As if all of this were not complicated enough, it is important to point out that 61 codons are decoded into just 20 amino acids. In other words, all but two amino acids are encoded by multiple codons.

This is where the present research comes into the picture. Based on experiments carried out in the 1960s and 1970s, the accepted dogma states that proteins carry no “memory” of the specific codon from which each amino acid was translated as long as the amino acid identity remains unchanged. These early experiments into protein folding used chemical denaturants to unfold fully formed proteins and then demonstrated that upon removal of these chemicals the protein chain could refold spontaneously to regain its original structure and function. These experiments suggested that only the amino acid sequence, and not the specific codon sequence, determine a protein’s structure. Given this dogma, mutations that change the genetic coding without changing the amino acid are widely termed as “silent” and considered inconsequential for protein structure and function.

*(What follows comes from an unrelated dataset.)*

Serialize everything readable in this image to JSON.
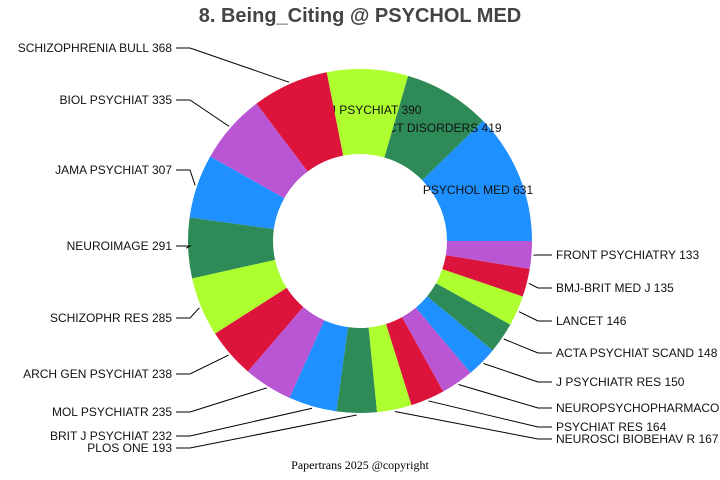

The Technion research team has uncovered an association between the identity of the codon and the local structure of the translated protein, which suggests that this may not be the general case and that proteins may indeed “remember” the specific instructions from which they were synthesized. The research team analyzed thousands of three-dimensional protein structures using dedicated tools they developed, which integrate advanced computer science methods, machine learning, and statistics. In this way, they accurately compared the distributions of angles formed in these structures under different synonymous genetic codes. Their findings show that for certain codons, there is a significant statistical dependence between the identity of the codon and the local structure of the protein at the position of the amino acid encoded by that codon.

The researchers emphasize that the findings are still unable to shed light on the direction of the causal relationship, meaning that it is not yet possible to say whether a change in genetic coding can cause a change in the local protein structure or whether structural changes may cause different coding, for example through evolutionary processes. This question is the foundation for a subsequent research study now being carried out by the group. According to Dr. Marx, a biologist by training and education, “If we find in subsequent research that the codon indeed has a causal effect on protein folding, this is likely to have a huge impact on our understanding of protein folding, as well as on future applications, such as engineering new proteins.”

Dr. Marx emphasizes that the discovery presented in the article would not have been possible without Prof. Bronstein’s computer and analysis skills. “This research is truly interdisciplinary, because biology alone cannot cope with such vast quantities of data without the help of data science, and computer scientists cannot themselves perform research of this kind since they lack familiarity with the complex biological processes being probed. Therefore, our research highlights the huge advantage of interdisciplinary research that integrates skills from different fields to create a whole that is greater than the sum of its parts.”